Per capirlo bisogna immergersi nel dolore. Ripassare le storie di altri caduti, noti e meno noti. In ordine sparso: il generale dei Carabinieri Carlo Alberto Dalla Chiesa trucidato mentre era in auto con la moglie Emanuela Setti Carraro e l’agente di scorta Domenico Russo; il poliziotto Boris Giuliano, colpito a morte mentre prendeva un caffè al bar; il magistrato Cesare Terranova e il maresciallo Lenin Mancuso freddati in auto come il commissario Antonino “Ninni” Cassarà, con l’agente di scorta Roberto Antiochia al quale va aggiunto l’altro agente di scorta, Natale Mondo, rimasto illeso in quell’attentato ma caduto in un’altra imboscata tre anni dopo; il magistrato Rocco Chinnici, uno dei padri del pool, che una 126 carica di esplosivo ridusse in brandelli con i carabinieri Mario Trapassi e Salvatore Bartolotta e con Stefano Li Sacchi, che come colpa aveva quella di essere il custode dello stabile dove abitava il giudice; il magistrato Gaetano Costa, freddato da 6 colpi di P38 alle spalle mentre sfogliava dei libri su una bancarella in via Cavour a Palermo.
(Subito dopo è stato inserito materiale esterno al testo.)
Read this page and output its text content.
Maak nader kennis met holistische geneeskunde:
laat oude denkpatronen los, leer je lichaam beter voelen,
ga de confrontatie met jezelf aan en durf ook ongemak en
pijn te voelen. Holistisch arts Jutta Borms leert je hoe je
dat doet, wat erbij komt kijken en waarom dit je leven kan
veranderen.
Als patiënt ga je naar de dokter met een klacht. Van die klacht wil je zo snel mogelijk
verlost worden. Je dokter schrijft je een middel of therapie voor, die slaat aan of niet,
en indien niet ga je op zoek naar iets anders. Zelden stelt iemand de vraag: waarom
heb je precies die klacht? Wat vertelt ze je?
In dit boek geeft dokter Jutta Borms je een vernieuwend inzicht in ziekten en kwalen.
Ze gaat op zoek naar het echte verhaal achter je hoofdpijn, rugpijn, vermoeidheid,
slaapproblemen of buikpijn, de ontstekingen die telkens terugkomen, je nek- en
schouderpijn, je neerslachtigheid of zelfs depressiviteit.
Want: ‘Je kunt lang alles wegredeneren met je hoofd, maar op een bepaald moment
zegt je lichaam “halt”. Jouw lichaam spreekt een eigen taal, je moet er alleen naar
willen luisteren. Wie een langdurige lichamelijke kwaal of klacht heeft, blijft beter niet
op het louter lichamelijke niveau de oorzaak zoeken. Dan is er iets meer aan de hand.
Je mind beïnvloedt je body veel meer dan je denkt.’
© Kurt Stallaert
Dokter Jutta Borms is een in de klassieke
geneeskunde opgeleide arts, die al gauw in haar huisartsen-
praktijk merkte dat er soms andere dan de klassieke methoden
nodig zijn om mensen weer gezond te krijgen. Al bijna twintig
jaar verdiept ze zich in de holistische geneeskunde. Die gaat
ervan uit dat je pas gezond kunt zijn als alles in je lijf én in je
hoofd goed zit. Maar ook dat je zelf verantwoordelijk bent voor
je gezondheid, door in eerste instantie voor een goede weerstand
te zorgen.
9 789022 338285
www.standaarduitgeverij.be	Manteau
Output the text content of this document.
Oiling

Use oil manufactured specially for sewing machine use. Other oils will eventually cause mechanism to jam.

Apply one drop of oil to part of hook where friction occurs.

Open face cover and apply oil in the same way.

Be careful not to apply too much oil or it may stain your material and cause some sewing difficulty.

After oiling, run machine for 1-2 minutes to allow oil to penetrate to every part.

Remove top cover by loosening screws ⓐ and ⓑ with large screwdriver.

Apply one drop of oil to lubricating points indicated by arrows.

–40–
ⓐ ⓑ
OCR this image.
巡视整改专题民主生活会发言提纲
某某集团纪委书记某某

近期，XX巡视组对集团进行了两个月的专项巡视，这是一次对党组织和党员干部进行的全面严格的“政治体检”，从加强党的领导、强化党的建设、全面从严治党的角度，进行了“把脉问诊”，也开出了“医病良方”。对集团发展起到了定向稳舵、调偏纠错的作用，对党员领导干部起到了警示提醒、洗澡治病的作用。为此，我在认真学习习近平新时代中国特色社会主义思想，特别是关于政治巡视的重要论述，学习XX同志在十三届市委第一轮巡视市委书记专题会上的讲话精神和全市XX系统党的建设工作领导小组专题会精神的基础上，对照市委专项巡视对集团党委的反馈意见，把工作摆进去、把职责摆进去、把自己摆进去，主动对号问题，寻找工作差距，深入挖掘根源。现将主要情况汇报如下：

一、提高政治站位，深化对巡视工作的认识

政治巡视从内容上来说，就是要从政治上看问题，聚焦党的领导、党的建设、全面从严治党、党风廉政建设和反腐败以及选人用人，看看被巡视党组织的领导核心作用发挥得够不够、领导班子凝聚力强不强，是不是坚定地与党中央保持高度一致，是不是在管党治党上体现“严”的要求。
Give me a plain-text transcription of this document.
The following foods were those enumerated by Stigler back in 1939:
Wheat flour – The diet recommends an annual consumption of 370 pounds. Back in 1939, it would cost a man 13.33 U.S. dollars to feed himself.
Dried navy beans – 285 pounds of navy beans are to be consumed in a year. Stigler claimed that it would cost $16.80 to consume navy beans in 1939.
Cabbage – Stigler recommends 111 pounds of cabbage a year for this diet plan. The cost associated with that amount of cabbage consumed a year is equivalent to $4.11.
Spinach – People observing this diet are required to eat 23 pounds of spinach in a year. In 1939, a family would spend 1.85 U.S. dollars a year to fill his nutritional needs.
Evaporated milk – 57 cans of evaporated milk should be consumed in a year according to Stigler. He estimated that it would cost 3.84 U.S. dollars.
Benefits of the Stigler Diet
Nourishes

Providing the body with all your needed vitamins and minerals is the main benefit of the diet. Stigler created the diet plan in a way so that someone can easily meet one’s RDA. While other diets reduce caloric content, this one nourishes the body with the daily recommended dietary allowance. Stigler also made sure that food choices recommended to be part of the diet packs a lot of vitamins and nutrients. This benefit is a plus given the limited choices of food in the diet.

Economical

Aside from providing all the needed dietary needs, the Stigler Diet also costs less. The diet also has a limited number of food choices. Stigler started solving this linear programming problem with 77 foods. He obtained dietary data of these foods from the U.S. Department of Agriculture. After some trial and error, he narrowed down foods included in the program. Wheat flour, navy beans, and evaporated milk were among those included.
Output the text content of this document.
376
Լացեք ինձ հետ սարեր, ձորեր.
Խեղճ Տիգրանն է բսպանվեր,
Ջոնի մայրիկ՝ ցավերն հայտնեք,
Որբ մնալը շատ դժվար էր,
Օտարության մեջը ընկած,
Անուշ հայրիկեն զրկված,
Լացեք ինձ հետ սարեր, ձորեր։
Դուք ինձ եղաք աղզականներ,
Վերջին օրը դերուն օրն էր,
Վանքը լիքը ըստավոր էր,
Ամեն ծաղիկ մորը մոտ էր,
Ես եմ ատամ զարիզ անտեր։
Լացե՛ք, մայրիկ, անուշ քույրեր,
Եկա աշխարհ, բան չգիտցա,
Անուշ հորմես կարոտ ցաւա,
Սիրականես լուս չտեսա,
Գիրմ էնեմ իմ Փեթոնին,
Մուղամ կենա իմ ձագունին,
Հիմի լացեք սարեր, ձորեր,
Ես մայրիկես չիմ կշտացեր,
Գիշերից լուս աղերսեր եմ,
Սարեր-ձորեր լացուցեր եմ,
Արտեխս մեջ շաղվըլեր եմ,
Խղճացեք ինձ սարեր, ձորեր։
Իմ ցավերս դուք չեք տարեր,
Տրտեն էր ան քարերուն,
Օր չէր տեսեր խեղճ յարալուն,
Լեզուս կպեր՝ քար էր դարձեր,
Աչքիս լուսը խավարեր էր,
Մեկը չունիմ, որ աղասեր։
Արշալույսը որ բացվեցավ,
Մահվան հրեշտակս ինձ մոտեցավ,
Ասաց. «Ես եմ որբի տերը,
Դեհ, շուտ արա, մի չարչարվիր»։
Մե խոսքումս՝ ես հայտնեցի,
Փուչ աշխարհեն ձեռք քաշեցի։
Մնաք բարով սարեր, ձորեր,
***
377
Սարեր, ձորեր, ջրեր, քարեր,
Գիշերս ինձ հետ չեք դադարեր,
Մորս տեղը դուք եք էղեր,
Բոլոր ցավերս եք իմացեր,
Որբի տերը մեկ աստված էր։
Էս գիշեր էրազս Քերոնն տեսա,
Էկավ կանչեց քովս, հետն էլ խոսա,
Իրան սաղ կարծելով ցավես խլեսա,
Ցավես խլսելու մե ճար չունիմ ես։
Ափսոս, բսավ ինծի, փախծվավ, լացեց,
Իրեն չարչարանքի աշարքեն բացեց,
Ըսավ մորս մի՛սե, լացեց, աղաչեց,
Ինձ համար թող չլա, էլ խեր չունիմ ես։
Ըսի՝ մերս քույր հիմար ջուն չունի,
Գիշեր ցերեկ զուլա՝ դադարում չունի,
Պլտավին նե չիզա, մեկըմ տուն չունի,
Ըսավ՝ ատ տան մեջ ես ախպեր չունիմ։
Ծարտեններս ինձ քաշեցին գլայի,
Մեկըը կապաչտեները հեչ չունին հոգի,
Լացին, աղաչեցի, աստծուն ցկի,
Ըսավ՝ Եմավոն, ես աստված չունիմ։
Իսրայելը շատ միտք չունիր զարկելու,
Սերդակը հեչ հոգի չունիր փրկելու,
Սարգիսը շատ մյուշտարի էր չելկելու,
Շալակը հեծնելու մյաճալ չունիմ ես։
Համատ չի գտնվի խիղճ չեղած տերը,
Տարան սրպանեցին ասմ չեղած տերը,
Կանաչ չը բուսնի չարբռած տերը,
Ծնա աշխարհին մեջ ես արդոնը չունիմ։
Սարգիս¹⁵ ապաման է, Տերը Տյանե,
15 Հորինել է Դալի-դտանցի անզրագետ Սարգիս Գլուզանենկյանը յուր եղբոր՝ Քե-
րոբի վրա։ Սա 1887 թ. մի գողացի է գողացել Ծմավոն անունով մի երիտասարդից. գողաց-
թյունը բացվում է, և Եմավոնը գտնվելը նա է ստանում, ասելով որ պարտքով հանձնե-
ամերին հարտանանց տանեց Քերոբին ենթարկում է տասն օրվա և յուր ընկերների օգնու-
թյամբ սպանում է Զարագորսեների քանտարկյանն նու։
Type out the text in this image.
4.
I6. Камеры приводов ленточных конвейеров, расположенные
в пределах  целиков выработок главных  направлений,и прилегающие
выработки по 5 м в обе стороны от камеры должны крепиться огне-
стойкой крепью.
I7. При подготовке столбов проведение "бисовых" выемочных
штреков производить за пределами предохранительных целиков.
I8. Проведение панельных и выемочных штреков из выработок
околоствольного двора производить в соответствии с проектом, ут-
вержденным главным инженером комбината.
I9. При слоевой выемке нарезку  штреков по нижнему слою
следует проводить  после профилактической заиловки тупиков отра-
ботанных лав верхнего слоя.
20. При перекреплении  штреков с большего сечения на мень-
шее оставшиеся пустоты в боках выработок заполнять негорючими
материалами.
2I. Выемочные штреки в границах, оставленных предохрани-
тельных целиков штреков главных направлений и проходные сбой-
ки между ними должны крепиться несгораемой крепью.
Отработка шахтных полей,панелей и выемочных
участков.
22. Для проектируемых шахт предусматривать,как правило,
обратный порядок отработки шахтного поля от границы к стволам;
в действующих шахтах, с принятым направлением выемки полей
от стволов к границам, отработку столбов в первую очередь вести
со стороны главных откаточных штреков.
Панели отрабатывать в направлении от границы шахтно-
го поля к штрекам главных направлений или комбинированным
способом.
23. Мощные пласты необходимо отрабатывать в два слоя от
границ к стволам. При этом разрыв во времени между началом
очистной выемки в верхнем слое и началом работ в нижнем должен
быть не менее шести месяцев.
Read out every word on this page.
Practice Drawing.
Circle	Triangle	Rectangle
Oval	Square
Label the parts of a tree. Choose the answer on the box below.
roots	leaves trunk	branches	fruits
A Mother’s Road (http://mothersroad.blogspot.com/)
E questa è solo una parte dei caduti in una guerra senza confini, dove non ci sono dubbi su chi sta dalla parte della ragione, eppure permane la sensazione è che quella ragione non fosse sufficiente, almeno per qualcuno, per dare un aiuto più concreto e fermo a chi difendeva la giustizia.

C’è un passaggio, nel capitolo intitolato Verminaio ambientato nell’82, in cui Saviano dice:

Sembra che questo Stato sia ammalato, che alcune sue cellule si rivoltino contro di lui, e che il suo sistema immunitario – gli uomini come Costa e Terranova, per esempio – sia un apparato residuale, messo all’angolo dal proprio stesso organismo. Lasciato solo, infiacchito. Eroso passo dopo passo, mutazione dopo mutazione, finché diventa complicato distinguere la parte sana da quella marcia. Il lavoro di sabotaggio delle cellule buone è scientifico e graduale”.

E la domanda amara che, gonfi di rabbia e di commozione, viene da porsi alla fine della lettura è: oggi, decenni dopo quelle vite sacrificate su un ipotetico altare della giustizia, è davvero cambiato qualcosa?